Hi, need some advise!

I am currently using a Philips Headline Multi-Modulator and require a new one, but for all my efforts, I can't seem to find a new one! It doesn't need to be the same, but requires 6x RCA inputs, and 1x RF outputs.

Anyone know about this stuff? Help would be much appriciated.


----------



## mtzlplex (Aug 5, 2002)

I just looked on ebay, got 2200 results for rf modulator, surely there is one there to suit your need.


----------



## Jonffm (Mar 26, 2009)

Not really the advise i'm looking for.

Looking for someone who knows what they're talking about with this stuff and can actually give some proper advise.


----------



## hewee (Oct 26, 2001)

Post model number of the old Philips Headline Multi-Modulator so it can help others know what you had and they can know what your talking about a lot better.


----------



## Jonffm (Mar 26, 2009)

Unfortunately there doesn't seem to be a model number on the chassis, which is annoying as hell (as I could simply search or a like-for-like replacement)

It's basically gt 6 RCA inputs coming from our sky boxes, with one RF output that leads to a fibre optic modulator.
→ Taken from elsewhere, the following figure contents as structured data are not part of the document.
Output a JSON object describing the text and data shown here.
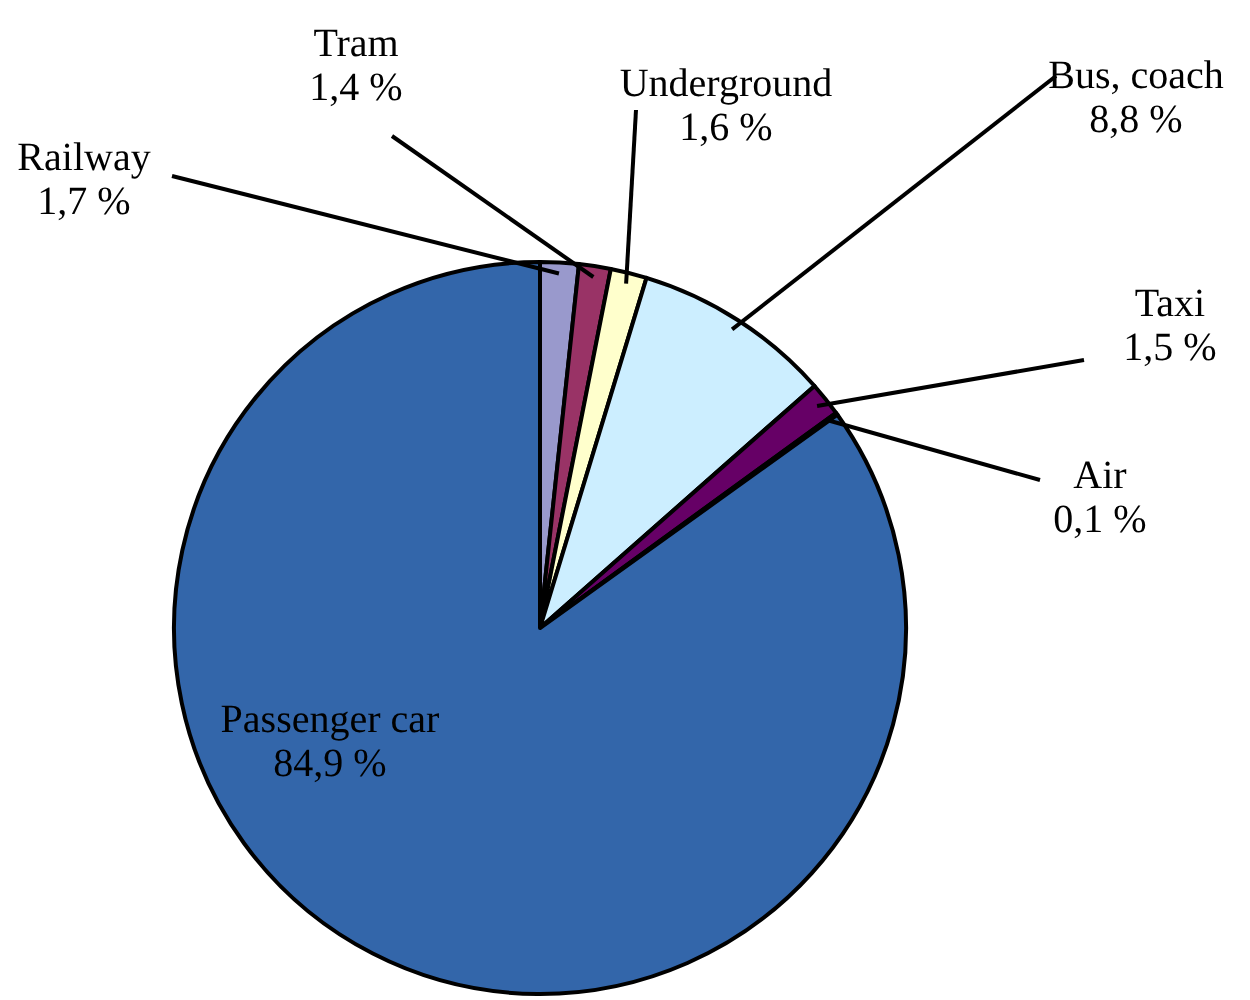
{
  "chart_data": {
    "type": "pie",
    "categories": [
      "Railway",
      "Tram",
      "Underground",
      "Bus, coach",
      "Taxi",
      "Air",
      "Passenger car"
    ],
    "values": [
      1.7,
      1.4,
      1.6,
      8.8,
      1.5,
      0.1,
      84.9
    ],
    "colors": [
      "#9999cc",
      "#993366",
      "#ffffcc",
      "#cceeff",
      "#660066",
      "#7a3a80",
      "#3366aa"
    ],
    "value_labels": [
      "1,7 %",
      "1,4 %",
      "1,6 %",
      "8,8 %",
      "1,5 %",
      "0,1 %",
      "84,9 %"
    ]
  }
}
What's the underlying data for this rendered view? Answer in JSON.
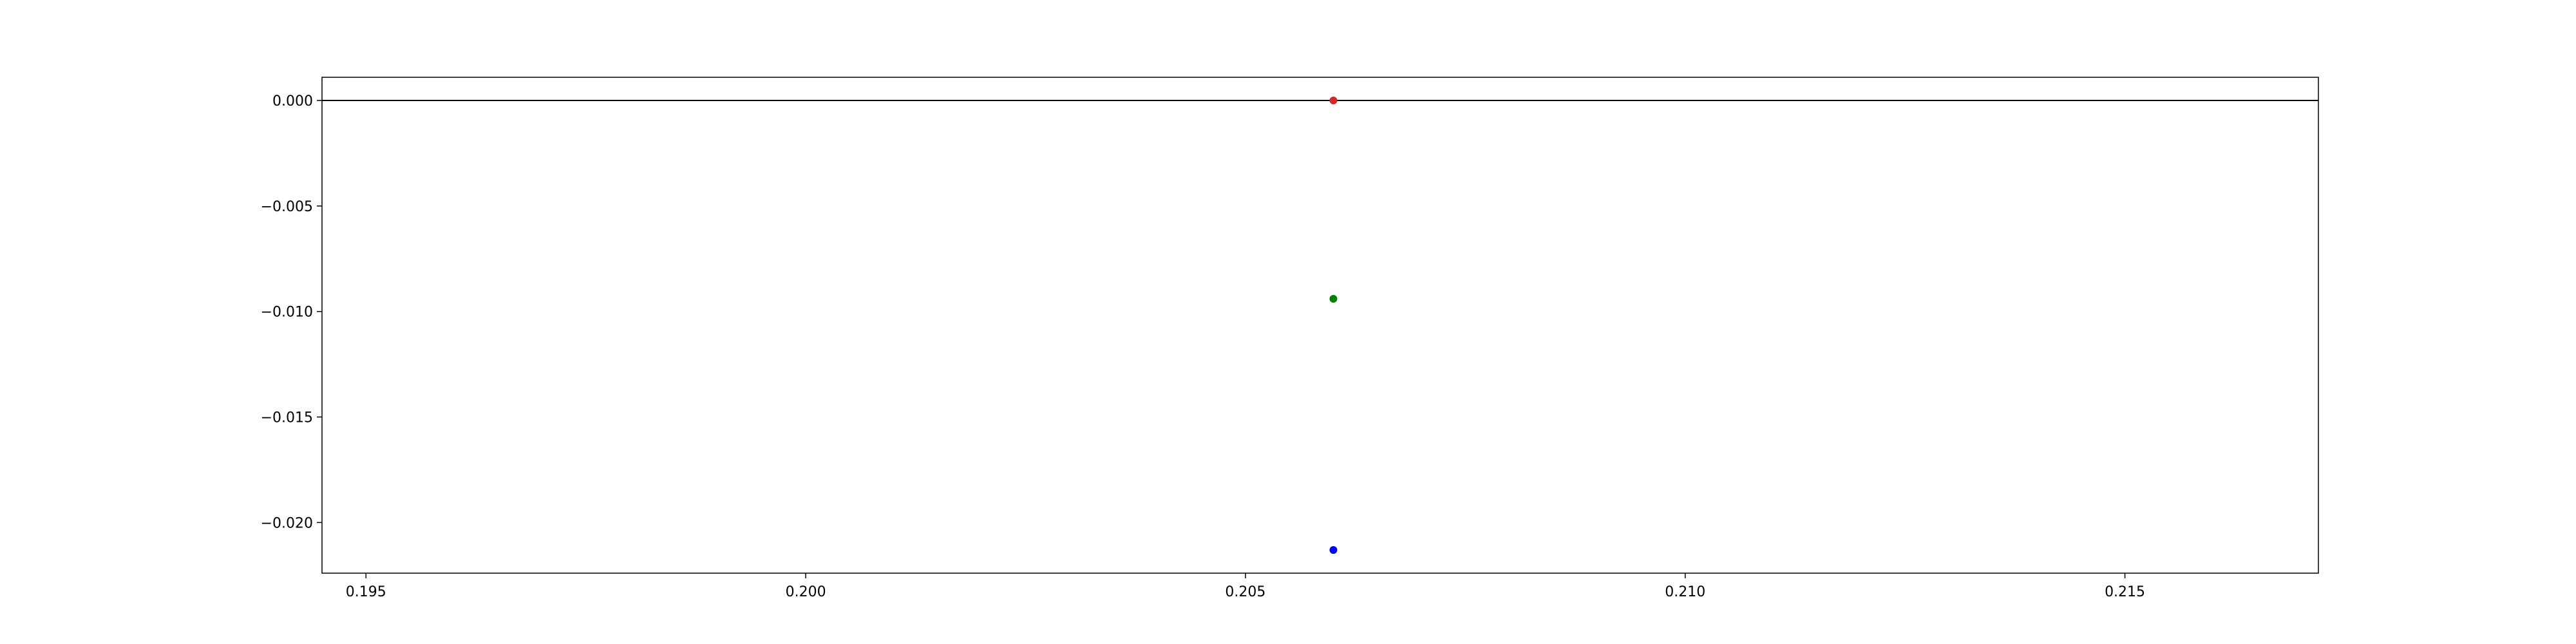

The best I seem to be able to find has 4 RCA inputs, but there must still be models that allow 6....it'd be a pain in the bum otherwise as I'd need to get two 4-inputs if not!

Basically this; http://www.amazon.com/RCA-CRF940-Mo...&qid=1344754313&sr=1-10&keywords=rf+modulator

But with 6 inputs and less ****! Even better is if it could fit into server racking as mine currently does.


----------



## Frank4d (Sep 10, 2006)

You may find what you are looking for here: http://www.blondertongue.com


----------



## hewee (Oct 26, 2001)

Looking under other names may help *Selector Switch* or *RCA switcher* or RF switcher

http://www.amazon.com/TC-716-Stereo-Selector-BLACK-VERSION/dp/B0001F347K

Or this one with video.
http://www.amazon.com/gp/product/B0...rd_t=201&pf_rd_p=486539851&pf_rd_i=B0001F347K

No RF convertor but remember if you can not find one that a RF convertor can be added.

http://www.amazon.com/GTMax-Audio-Switch-Selector-Splitter/sim/B0031IIXW0/2

Also if your not going to run everything at once a A/B switch can be added or "two 4-inputs" like you said.

http://www.amazon.com/s/ref=nb_sb_n...cs&field-keywords=Audio/video+Selector+Switch

Maybe this one.
C2G / Cables to Go 40697 6x2 Component Video, Stereo Audio and TOSLINK Digital Audio Matrix Selector Switch (Black)

http://www.hometech.com/hts/products/video/selectors/svideo/va-avs1.html

http://www.dealsdirect.com.au/p/6-way-v-selector-remote-control/


----------